Default: 3. May also be coded NSIGDIGITS.
SIGL=n
n is used to calculate the step-size for finite difference deriv-
atives independent of the SIGDIGITS value. If n=0 or n=100 then
SIGL is ignored and SIGDIGITS is used as in versions prior to
NONMEM 7. SIGL should usually be 2 to 3 times the value of NSIG.
The number of significant digits reported is the
number of significant digits in the least-well-determined element.
The report "MINIMIZATION SUCCESSFUL" is issued when this number is no
less than the number of significant digits requested using the SIGDIG-
ITS option of the $ESTIMATION record.
NONMEM 7 has an additional estimation option (SIGL) that it used to provide
additional control for finite-difference derivatives.

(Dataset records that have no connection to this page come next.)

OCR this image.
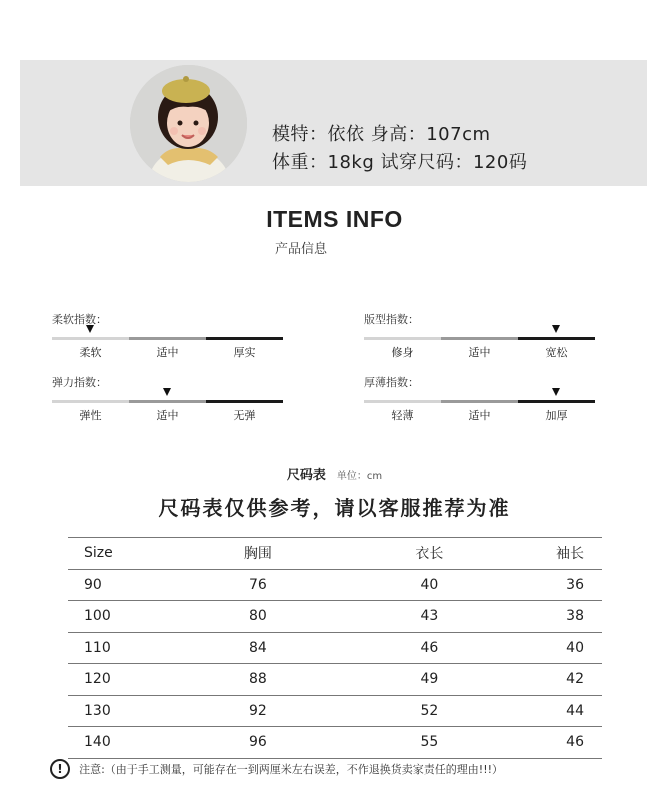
模特：依依 身高：107cm
体重：18kg 试穿尺码：120码
ITEMS INFO
产品信息
柔软指数：
柔软	适中	厚实
版型指数：
修身	适中	宽松
弹力指数：
弹性	适中	无弹
厚薄指数：
轻薄	适中	加厚
尺码表 单位：cm
尺码表仅供参考，请以客服推荐为准
Size	胸围	衣长	袖长
90	76	40	36
100	80	43	38
110	84	46	40
120	88	49	42
130	92	52	44
140	96	55	46
! 注意:（由于手工测量，可能存在一到两厘米左右误差，不作退换货卖家责任的理由!!!）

Unless Bob Bauer can clarify the meaning further I still believe that the
meaning of SIGDIG when used as a convergence criterion refers to the number of
significant digits in the parameter value. What you describe is more like the
meaning of TOL (which is used to control the local error for the DEQ solver).
I have no particular interest in the accuracy of the calculation of the number
of significant digits in the parameter estimate but there is a large body of
empirical experience using SIGDIG of 3 (or more).
Furthermore, NONMEM reports parameter estimates with 3 significant digits which
I am prepared to believe more if convergence was achieved with SIGDIG of 3.